Principais riscos geológicos mapeados
Entre os locais mais sensíveis está o Paredão de Santo Antônio, na região do Lago das Miragens. No local, os técnicos identificaram rochas com alto grau de fraturamento, blocos instáveis e possibilidade de desplacamento – quando partes da estrutura se desprendem de forma súbita. O documento aponta risco muito alto de queda de rochas, além de outros perigos naturais distribuídos por praticamente todo o território analisado.
O levantamento aponta que a queda de blocos rochosos é o perigo mais recorrente, afetando paredões, trilhas e o interior de grutas. Outros riscos mapeados incluem:
- Cabeças d’água: enxurradas repentinas provocadas por chuvas nas cabeceiras dos rios;
- Escorregamentos em trilhas íngremes e com solo úmido;
- Alagamentos súbitos no interior de grutas;
- Instabilidades estruturais em formações rochosas.
Segundo o relatório, há risco de arraste de visitantes, colisões contra rochas e afogamentos, principalmente em áreas de difícil evacuação como a Janela do Céu e a Cachoeira das Fadas.
Áreas sob alerta e possíveis interdições
O relatório recomenda restrições de acesso e interdições em pontos específicos:
- Lago das Miragens: citado como uma das áreas que deveriam permanecer fechadas até a adoção de sistemas de monitoramento ou obras de estabilização;
- Gruta do Bocão: estava fechada no período da análise e deve permanecer restrita até que as condições de segurança sejam garantidas.

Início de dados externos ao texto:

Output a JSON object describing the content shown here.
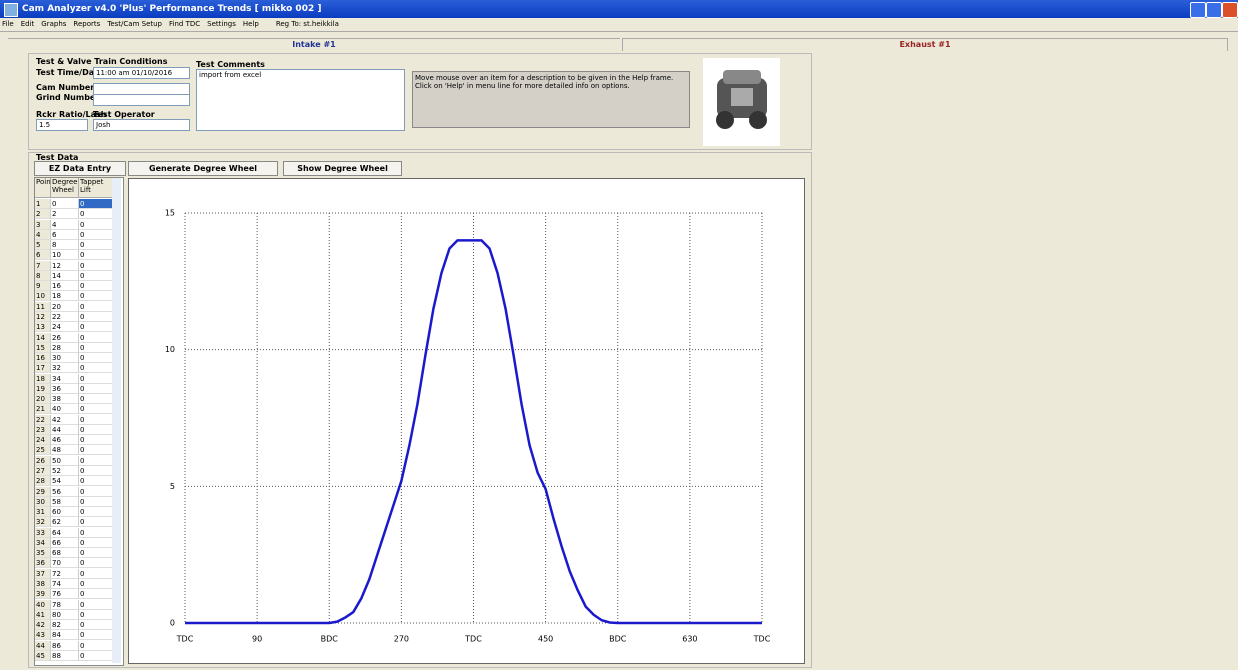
{
  "window": {
    "title": "Cam Analyzer v4.0 'Plus' Performance Trends  [ mikko 002 ]",
    "menu": [
      "File",
      "Edit",
      "Graphs",
      "Reports",
      "Test/Cam Setup",
      "Find TDC",
      "Settings",
      "Help"
    ],
    "registration": "Reg To: st.heikkila"
  },
  "tabs": [
    "Intake #1",
    "Exhaust #1"
  ],
  "conditions": {
    "heading": "Test & Valve Train Conditions",
    "time_label": "Test Time/Date",
    "time_value": "11:00 am  01/10/2016",
    "cam_label": "Cam Number",
    "grind_label": "Grind Number",
    "ratio_label": "Rckr Ratio/Lash",
    "ratio_value": "1.5",
    "operator_label": "Test Operator",
    "operator_value": "Josh",
    "comments_label": "Test Comments",
    "comments_value": "import from excel",
    "help_text": "Move mouse over an item for a description to be given in the Help frame.  Click on 'Help' in menu line for more detailed info on options."
  },
  "test_data": {
    "heading": "Test Data",
    "buttons": [
      "EZ Data Entry",
      "Generate Degree Wheel Readings",
      "Show Degree Wheel"
    ]
  },
  "table": {
    "columns": [
      "Point",
      "Degree Wheel",
      "Tappet Lift"
    ],
    "rows": [
      [
        1,
        0,
        0
      ],
      [
        2,
        2,
        0
      ],
      [
        3,
        4,
        0
      ],
      [
        4,
        6,
        0
      ],
      [
        5,
        8,
        0
      ],
      [
        6,
        10,
        0
      ],
      [
        7,
        12,
        0
      ],
      [
        8,
        14,
        0
      ],
      [
        9,
        16,
        0
      ],
      [
        10,
        18,
        0
      ],
      [
        11,
        20,
        0
      ],
      [
        12,
        22,
        0
      ],
      [
        13,
        24,
        0
      ],
      [
        14,
        26,
        0
      ],
      [
        15,
        28,
        0
      ],
      [
        16,
        30,
        0
      ],
      [
        17,
        32,
        0
      ],
      [
        18,
        34,
        0
      ],
      [
        19,
        36,
        0
      ],
      [
        20,
        38,
        0
      ],
      [
        21,
        40,
        0
      ],
      [
        22,
        42,
        0
      ],
      [
        23,
        44,
        0
      ],
      [
        24,
        46,
        0
      ],
      [
        25,
        48,
        0
      ],
      [
        26,
        50,
        0
      ],
      [
        27,
        52,
        0
      ],
      [
        28,
        54,
        0
      ],
      [
        29,
        56,
        0
      ],
      [
        30,
        58,
        0
      ],
      [
        31,
        60,
        0
      ],
      [
        32,
        62,
        0
      ],
      [
        33,
        64,
        0
      ],
      [
        34,
        66,
        0
      ],
      [
        35,
        68,
        0
      ],
      [
        36,
        70,
        0
      ],
      [
        37,
        72,
        0
      ],
      [
        38,
        74,
        0
      ],
      [
        39,
        76,
        0
      ],
      [
        40,
        78,
        0
      ],
      [
        41,
        80,
        0
      ],
      [
        42,
        82,
        0
      ],
      [
        43,
        84,
        0
      ],
      [
        44,
        86,
        0
      ],
      [
        45,
        88,
        0
      ]
    ]
  },
  "chart_data": {
    "type": "line",
    "grid": true,
    "xlim": [
      0,
      720
    ],
    "ylim": [
      0,
      15
    ],
    "xticks": [
      {
        "value": 0,
        "label": "TDC"
      },
      90,
      {
        "value": 180,
        "label": "BDC"
      },
      270,
      {
        "value": 360,
        "label": "TDC"
      },
      450,
      {
        "value": 540,
        "label": "BDC"
      },
      630,
      {
        "value": 720,
        "label": "TDC"
      }
    ],
    "yticks": [
      0,
      5,
      10,
      15
    ],
    "x": [
      0,
      10,
      20,
      30,
      40,
      50,
      60,
      70,
      80,
      90,
      100,
      110,
      120,
      130,
      140,
      150,
      160,
      170,
      180,
      190,
      200,
      210,
      220,
      230,
      240,
      250,
      260,
      270,
      280,
      290,
      300,
      310,
      320,
      330,
      340,
      350,
      360,
      370,
      380,
      390,
      400,
      410,
      420,
      430,
      440,
      450,
      460,
      470,
      480,
      490,
      500,
      510,
      520,
      530,
      540,
      550,
      560,
      570,
      580,
      590,
      600,
      610,
      620,
      630,
      640,
      650,
      660,
      670,
      680,
      690,
      700,
      710,
      720
    ],
    "series": [
      {
        "color": "#1a1acc",
        "values": [
          0,
          0,
          0,
          0,
          0,
          0,
          0,
          0,
          0,
          0,
          0,
          0,
          0,
          0,
          0,
          0,
          0,
          0,
          0,
          0.05,
          0.2,
          0.4,
          0.9,
          1.6,
          2.5,
          3.4,
          4.3,
          5.2,
          6.5,
          8,
          9.8,
          11.5,
          12.8,
          13.7,
          14,
          14,
          14,
          14,
          13.7,
          12.8,
          11.5,
          9.8,
          8,
          6.5,
          5.5,
          4.9,
          3.8,
          2.8,
          1.9,
          1.2,
          0.6,
          0.3,
          0.1,
          0.02,
          0,
          0,
          0,
          0,
          0,
          0,
          0,
          0,
          0,
          0,
          0,
          0,
          0,
          0,
          0,
          0,
          0,
          0,
          0
        ]
      }
    ]
  }
}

O estudo ainda sugere a suspensão da visitação em dias de chuva em diversos atrativos e a restrição de acesso a trechos do Circuito das Águas com histórico de queda de rochas.
Medidas de segurança recomendadas
Para reduzir os riscos, os técnicos recomendam:
- Monitoramento em tempo real das estruturas rochosas;
- Inspeções periódicas;
- Controle do número de visitantes;
- Reforço na sinalização;
- Restrição de acesso a áreas instáveis;
- Intervenções físicas em pontos críticos.

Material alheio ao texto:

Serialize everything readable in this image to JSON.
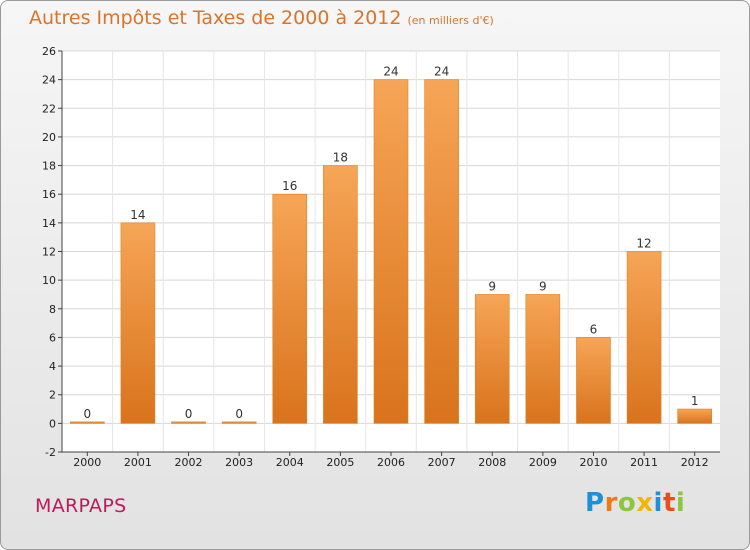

Em ambientes como grutas, o documento aponta como essenciais o uso de equipamentos de proteção e o acompanhamento por guias. Entre os itens indicados estão:
- Capacetes: proteção contra desplacamento de rochas;
- Lanternas: auxílio em áreas sem iluminação natural;
- Calçados fechados e antiderrapantes;
- Roupas adequadas para trilhas.
A orientação é que visitantes recebam instruções de segurança antes de acessar os atrativos e, em locais de maior complexidade geológica, estejam acompanhados por profissionais capacitados.

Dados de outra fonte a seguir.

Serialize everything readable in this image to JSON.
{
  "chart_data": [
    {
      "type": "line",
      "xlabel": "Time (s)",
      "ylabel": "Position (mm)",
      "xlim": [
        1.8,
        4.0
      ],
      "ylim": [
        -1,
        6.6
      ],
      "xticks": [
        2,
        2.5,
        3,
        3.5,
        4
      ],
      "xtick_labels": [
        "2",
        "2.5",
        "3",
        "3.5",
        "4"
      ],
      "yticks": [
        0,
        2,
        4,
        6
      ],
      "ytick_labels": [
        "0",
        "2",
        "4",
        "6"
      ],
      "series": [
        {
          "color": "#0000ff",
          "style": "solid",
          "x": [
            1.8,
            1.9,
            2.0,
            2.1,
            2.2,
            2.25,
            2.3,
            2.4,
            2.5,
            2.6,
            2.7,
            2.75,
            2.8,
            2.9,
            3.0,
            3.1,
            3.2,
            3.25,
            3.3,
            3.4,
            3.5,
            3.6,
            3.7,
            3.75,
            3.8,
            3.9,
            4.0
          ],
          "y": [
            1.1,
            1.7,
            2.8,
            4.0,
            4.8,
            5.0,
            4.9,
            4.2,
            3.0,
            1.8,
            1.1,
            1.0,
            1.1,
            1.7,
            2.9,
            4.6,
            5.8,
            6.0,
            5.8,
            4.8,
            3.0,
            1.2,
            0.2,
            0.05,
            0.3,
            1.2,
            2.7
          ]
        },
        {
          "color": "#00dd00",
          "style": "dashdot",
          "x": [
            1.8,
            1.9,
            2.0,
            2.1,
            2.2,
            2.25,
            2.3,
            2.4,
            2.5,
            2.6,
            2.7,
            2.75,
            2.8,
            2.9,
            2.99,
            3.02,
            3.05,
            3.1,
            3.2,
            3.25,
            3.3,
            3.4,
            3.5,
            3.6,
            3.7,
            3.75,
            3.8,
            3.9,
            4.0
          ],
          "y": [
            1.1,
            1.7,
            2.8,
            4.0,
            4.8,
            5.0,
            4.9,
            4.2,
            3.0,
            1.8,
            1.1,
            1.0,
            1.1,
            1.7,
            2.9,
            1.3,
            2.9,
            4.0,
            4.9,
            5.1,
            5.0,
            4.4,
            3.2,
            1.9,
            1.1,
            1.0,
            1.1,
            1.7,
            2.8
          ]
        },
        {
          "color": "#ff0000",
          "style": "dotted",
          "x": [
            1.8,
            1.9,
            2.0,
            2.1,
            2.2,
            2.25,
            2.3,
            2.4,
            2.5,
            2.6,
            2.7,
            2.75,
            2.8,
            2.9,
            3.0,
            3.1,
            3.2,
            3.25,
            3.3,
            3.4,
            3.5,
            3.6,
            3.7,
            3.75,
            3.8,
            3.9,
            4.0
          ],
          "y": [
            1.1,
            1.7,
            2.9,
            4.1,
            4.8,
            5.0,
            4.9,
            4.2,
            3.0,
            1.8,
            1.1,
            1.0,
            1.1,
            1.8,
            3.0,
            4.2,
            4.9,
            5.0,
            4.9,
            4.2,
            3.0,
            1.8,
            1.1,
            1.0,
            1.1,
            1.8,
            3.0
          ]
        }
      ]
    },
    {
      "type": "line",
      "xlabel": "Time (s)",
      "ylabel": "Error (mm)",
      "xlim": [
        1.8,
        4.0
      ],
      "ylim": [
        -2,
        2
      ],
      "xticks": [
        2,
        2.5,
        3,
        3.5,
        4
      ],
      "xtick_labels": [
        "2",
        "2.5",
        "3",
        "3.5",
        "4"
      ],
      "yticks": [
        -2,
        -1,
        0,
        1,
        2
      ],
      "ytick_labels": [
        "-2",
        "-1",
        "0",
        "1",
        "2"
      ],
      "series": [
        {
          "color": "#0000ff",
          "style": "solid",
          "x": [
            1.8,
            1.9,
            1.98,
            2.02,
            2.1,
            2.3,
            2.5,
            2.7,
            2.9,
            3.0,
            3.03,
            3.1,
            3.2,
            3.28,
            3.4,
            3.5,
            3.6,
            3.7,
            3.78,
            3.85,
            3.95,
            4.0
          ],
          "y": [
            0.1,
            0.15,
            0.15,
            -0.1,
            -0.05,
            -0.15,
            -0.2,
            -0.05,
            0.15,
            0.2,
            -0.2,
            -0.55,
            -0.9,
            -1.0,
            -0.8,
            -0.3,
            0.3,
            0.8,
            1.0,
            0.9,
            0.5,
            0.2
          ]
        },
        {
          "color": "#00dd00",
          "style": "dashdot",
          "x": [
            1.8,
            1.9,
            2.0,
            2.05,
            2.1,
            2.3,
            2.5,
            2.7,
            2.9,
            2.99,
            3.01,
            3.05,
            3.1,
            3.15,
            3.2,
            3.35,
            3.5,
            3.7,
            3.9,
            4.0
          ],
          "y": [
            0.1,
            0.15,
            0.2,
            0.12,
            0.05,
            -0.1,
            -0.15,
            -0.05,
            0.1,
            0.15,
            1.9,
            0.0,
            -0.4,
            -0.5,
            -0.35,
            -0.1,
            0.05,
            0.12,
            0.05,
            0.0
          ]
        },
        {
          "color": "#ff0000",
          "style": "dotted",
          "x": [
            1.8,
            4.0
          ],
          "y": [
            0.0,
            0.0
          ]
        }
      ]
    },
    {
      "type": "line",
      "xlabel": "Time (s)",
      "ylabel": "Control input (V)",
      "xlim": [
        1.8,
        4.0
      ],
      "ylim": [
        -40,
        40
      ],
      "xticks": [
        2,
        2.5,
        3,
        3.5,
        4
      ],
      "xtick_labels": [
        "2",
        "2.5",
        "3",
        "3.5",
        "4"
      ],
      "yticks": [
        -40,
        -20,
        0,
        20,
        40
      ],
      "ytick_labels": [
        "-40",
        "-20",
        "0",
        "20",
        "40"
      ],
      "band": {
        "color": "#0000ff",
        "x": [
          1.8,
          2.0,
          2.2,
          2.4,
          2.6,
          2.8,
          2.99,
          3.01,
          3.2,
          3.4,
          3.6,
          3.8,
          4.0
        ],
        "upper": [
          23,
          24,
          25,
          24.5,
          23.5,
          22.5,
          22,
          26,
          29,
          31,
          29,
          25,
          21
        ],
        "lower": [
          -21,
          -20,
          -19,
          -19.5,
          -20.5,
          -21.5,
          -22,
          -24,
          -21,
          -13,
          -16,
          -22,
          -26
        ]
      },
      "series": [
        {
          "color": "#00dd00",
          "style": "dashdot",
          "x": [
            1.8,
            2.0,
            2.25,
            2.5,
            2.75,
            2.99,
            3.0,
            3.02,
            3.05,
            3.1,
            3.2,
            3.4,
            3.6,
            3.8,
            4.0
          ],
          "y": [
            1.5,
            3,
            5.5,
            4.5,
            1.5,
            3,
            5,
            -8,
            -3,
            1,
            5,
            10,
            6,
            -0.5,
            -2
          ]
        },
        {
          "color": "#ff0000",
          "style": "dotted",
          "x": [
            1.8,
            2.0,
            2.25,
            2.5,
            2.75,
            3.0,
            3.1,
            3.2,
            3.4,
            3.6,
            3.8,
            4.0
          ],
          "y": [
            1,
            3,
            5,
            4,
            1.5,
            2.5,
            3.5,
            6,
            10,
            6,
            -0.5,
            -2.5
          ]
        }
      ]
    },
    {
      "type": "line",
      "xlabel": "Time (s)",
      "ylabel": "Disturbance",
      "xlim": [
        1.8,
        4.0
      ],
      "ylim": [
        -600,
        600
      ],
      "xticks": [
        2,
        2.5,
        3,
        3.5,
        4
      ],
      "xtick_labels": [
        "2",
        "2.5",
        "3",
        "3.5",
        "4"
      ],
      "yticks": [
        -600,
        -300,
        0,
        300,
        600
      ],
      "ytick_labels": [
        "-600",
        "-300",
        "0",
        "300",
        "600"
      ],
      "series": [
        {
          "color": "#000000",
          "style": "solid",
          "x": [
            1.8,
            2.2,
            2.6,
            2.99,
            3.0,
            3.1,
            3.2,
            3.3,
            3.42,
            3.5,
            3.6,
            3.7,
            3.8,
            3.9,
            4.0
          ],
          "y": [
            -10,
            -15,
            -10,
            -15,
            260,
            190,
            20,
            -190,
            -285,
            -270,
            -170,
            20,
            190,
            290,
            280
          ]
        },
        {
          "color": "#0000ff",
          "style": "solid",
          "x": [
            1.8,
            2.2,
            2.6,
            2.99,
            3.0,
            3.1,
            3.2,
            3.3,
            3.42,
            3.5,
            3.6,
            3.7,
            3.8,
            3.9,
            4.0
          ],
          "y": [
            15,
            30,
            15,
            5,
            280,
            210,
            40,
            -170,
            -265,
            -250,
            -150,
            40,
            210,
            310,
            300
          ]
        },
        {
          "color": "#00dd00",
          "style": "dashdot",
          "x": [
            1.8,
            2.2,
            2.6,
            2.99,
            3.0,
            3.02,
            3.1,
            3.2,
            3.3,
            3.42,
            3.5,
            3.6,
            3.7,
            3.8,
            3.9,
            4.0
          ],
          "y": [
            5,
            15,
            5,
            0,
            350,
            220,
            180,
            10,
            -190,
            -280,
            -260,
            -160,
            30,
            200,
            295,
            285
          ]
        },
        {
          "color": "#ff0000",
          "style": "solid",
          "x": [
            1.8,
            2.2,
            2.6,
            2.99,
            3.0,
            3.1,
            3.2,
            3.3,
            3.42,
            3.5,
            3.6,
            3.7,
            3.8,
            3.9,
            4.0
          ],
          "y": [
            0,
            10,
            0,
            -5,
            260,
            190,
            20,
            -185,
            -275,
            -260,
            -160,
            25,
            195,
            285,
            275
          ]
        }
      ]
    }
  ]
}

Posicionamento das autoridades
O Instituto Estadual de Florestas (IEF) informou que o relatório técnico está em análise e que o tema foi debatido recentemente em reunião do Conselho Consultivo do parque. Sobre a visitação, informou que o acesso aos atrativos segue rigorosamente as normas estabelecidas no plano de manejo da unidade.
"Eventuais restrições seguem critérios técnicos e de conservação definidos no plano de manejo. O IEF reforça que o ordenamento da visitação e o controle da capacidade de carga são fundamentais para assegurar a proteção ambiental e a qualidade da experiência dos visitantes", afirmou o instituto.
O IEF destacou que os riscos apontados no relatório, como enxurradas e eventual queda de blocos rochosos, são processos naturais característicos do ambiente do Parque Estadual do Ibitipoca, podendo ocorrer em diferentes níveis em áreas de escarpa e outros atrativos naturais. O instituto realiza acompanhamento contínuo dessas condições e afirma não haver, até o momento, registros de movimentações que indiquem instabilidade iminente.
Diante do cenário, o relatório sugere a interdição de locais vulneráveis caso medidas de segurança não sejam implementadas. O documento, contudo, não estipula prazos para a ocorrência de eventos geológicos.